The rationale for the former Rule was that profit sharing arrangements amounted to 'the de facto conduct of legal practices by unqualified persons': Adamson v Queensland Law Society [1990] 1 Qd R 498. In Legal Services Commissioner v McClelland [2006] LPT 1390, the solicitor arranged with an unqualified conveyancer to divide the work and fee charged for each transaction. The conveyancer would be paid $1,000 for her work with the remaining $1500 disbursed to the solicitor. The arrangement, 'crafted with some care to avoid a perception of sharing,' was found to constitute illegal conveyancing and generated uncertainty about the identity of the purchaser's solicitor at different stages of the conveyance. The solicitor had his practising certificate suspended for four months, was publicly reprimanded and was ordered to pay the costs of the proceedings. It would appear that, as a result of the introduction of Rule 40, McClelland does not represent a professional standard applicable to solicitors governed by the ASCR.
40.1 Incorporated legal practices. Rule 40 represents a significant departure from the rules formerly applicable to law practices that were not incorporated legal practices (ILPs). Since the LPA came into force, ILPs have had no restriction on the identity of shareholders of the practice. In effect, this means that the 'receipts' of ILPs have been able to be shared with those who were not qualified solicitors. However, the LPA continues to prohibit the sharing of receipts from the ILP with a disqualified person: LPA s 129.

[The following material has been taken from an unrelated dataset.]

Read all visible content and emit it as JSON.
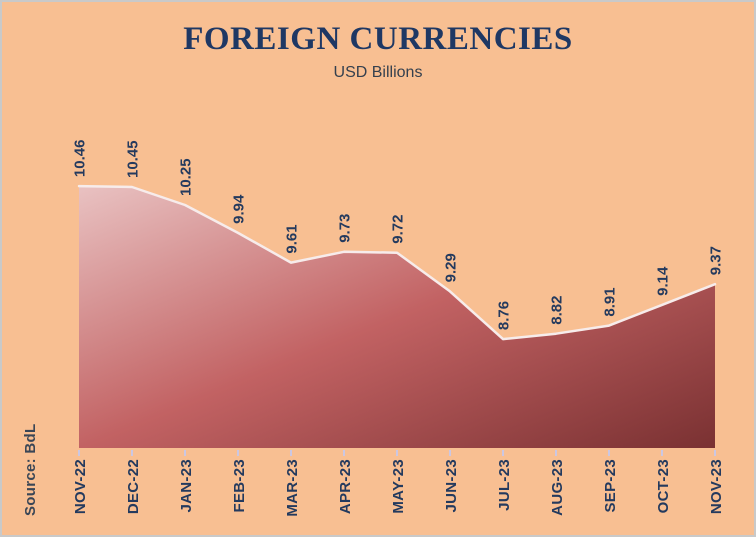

40.1.1 Disqualified persons. The Rule prohibits the sharing of receipts with people who had been involved in the practice of law, but who have had that involvement curtailed in some way. A disqualified person is defined in LPA Sch 2 as, in summary, a person:
- whose name has been removed from an Australian Roll and who has not been admitted to the legal profession;
- whose Australian practising certificate has been suspended or cancelled;
- who has been refused a renewal of an Australian practising certificate;
- who is the subject of an order prohibiting the person from managing or being a partner in a legal practice, or prohibiting a law practice from employing the person (see also LPA ss 133 and 158).
40.1.2 Indictable offence. An 'indictable offence 'is defined in the Criminal Code s 3, and 'offences that involved dishonest conduct' outlined in the Criminal Code s 581 and LPA Sch 2. Convictions for LPA offences include those not recorded on sentence, the acceptance of a guilty plea and a finding of guilt: LPA s11.
90 On the former Queensland Law Society Rules 1987 Rule 78.